LONDON – The economic downturn has produced an explosion of popular anger against bankers’ “greed” and their “obscene” bonuses. This has accompanied a wider critique of “growthmanship” – the pursuit of economic growth or the accumulation of wealth at all costs, regardless of the damage it may do to the earth’s environment or to shared values.
John Maynard Keynes addressed this issue in 1930, in his little essay “Economic Possibilities for our Grandchildren.” Keynes predicted that in 100 years – that is, by 2030 – growth in the developed world would, in effect, have stopped, because people would “have enough” to lead the “good life.” Hours of paid work would fall to three a day – a 15-hour week. Human beings would be more like the “lilies of the field, who toil not, neither do they spin.”

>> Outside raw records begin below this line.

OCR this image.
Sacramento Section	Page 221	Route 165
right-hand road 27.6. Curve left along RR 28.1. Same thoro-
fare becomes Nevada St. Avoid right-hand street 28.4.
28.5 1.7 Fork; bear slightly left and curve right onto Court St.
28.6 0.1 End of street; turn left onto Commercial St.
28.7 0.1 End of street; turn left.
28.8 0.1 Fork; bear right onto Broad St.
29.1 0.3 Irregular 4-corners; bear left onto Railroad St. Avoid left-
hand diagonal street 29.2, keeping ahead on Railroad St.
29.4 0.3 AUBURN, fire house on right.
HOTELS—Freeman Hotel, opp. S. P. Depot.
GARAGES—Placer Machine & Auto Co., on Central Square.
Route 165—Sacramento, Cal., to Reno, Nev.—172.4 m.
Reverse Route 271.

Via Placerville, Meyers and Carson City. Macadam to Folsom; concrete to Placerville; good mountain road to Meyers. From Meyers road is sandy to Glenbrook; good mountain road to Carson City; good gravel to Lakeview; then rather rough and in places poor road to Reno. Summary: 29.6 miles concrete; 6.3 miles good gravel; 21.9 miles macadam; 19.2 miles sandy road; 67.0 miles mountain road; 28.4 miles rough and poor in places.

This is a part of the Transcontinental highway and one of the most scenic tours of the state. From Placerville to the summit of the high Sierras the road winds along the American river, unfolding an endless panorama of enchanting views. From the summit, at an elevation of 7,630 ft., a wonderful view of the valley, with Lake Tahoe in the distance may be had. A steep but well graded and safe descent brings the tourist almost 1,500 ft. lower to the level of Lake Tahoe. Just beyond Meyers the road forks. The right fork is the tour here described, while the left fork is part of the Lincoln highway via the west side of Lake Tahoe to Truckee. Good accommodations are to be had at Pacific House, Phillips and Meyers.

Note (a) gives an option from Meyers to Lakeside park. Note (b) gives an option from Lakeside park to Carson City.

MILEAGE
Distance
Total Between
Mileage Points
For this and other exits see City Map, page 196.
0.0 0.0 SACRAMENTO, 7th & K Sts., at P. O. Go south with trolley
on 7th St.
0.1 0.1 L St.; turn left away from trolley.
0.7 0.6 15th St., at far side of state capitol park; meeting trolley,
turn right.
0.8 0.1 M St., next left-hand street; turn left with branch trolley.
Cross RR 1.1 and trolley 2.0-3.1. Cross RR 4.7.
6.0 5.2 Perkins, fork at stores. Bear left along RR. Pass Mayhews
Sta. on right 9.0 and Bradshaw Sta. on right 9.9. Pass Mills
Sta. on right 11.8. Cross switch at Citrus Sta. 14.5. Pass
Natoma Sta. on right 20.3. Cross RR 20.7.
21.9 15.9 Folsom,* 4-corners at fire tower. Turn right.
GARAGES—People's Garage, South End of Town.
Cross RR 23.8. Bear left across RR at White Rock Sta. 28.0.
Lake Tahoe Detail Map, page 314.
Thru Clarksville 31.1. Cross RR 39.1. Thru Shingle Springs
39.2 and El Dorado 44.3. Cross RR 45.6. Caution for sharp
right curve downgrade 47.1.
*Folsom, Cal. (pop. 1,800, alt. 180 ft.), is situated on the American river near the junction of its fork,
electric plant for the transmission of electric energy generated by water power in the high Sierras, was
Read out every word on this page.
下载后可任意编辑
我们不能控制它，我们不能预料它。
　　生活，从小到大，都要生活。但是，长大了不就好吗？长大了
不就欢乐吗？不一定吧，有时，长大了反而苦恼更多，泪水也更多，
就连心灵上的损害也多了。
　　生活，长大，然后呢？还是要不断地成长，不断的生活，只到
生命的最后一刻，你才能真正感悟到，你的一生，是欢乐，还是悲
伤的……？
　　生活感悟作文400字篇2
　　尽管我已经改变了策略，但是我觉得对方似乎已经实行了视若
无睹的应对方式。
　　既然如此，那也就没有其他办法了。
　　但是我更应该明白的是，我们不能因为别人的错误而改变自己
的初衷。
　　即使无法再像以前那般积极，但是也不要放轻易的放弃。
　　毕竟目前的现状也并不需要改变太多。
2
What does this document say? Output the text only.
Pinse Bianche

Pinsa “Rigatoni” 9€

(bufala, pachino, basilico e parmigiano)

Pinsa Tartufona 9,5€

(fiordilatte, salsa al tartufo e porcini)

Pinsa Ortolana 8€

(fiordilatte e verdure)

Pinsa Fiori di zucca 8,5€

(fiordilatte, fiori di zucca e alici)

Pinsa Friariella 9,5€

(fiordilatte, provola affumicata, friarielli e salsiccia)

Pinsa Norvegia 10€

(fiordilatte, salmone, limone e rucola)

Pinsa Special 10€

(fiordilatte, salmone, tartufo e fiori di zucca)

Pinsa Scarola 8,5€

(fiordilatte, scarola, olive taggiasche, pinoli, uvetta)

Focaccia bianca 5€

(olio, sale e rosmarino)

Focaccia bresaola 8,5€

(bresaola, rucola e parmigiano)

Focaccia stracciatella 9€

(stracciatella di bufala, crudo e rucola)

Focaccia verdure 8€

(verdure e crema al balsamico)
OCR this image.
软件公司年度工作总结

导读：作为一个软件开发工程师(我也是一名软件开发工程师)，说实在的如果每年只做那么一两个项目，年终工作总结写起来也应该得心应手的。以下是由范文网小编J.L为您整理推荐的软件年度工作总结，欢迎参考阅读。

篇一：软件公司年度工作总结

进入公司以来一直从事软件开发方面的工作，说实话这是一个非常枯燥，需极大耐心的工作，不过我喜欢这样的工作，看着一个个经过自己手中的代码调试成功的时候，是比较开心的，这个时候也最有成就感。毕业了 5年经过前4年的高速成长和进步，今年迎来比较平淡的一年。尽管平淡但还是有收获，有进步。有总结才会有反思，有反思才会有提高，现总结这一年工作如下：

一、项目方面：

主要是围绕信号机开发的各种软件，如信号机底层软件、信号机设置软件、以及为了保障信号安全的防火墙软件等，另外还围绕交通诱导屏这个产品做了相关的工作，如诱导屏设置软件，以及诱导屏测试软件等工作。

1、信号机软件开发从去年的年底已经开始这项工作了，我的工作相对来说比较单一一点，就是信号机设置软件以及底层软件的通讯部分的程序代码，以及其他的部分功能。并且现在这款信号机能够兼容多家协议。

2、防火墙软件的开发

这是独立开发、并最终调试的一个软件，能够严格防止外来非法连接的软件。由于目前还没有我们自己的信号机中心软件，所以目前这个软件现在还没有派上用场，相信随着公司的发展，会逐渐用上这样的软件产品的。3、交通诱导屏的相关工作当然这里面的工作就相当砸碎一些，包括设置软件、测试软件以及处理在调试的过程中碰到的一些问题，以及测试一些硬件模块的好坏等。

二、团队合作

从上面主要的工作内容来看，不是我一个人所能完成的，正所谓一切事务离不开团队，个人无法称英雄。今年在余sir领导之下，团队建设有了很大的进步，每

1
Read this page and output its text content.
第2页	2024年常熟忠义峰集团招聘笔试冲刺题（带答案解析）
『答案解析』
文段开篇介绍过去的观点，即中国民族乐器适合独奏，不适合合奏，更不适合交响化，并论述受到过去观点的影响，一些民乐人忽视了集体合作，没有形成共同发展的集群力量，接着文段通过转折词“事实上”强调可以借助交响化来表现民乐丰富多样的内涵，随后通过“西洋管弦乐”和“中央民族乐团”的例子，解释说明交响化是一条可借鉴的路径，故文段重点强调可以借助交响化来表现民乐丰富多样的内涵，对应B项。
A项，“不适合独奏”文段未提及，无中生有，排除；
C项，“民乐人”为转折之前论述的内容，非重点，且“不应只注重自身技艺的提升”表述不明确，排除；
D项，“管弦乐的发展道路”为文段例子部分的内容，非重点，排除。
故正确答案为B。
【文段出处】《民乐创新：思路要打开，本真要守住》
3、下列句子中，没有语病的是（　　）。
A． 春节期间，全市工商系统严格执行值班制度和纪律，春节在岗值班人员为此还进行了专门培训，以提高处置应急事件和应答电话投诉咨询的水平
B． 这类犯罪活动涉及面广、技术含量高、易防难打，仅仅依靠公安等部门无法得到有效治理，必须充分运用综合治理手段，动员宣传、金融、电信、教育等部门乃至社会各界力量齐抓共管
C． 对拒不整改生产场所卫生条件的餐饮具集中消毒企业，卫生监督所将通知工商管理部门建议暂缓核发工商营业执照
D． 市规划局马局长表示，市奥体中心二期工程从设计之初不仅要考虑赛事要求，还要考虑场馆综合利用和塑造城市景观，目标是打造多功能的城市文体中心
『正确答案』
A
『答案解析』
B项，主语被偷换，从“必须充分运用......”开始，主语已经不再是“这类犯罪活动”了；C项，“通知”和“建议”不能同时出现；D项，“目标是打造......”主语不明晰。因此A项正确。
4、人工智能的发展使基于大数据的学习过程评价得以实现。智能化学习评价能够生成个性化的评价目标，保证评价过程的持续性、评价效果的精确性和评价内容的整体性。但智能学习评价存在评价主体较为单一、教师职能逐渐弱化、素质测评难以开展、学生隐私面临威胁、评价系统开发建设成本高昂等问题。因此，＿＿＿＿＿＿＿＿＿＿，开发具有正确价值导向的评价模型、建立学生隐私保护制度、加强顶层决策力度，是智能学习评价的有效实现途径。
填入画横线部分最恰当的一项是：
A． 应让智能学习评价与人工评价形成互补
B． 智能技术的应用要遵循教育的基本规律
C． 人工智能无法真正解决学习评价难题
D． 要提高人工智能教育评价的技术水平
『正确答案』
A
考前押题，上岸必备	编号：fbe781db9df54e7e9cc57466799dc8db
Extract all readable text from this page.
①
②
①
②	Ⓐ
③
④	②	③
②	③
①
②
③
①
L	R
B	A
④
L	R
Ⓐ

Keynes’s prediction rested on the assumption that, with a 2% annual increase in capital, a 1% increase in productivity, and a stable population, average standards of living would rise eight times on average. This enables us to work out how much Keynes thought was “enough.” GDP per head in the United Kingdom in the late 1920’s (before the 1929 crash) was roughly £5,200 ($8,700) in today’s value. Accordingly, he estimated that a GDP per capita of roughly £40,000 ($66,000) would be “enough” for humans to turn their attention to more agreeable things.
It is not clear why Keynes thought eight times the average British national income per head would be “enough.” Most likely he took as his standard of sufficiency the bourgeois rentier income of his day, which was about ten times that of the average worker.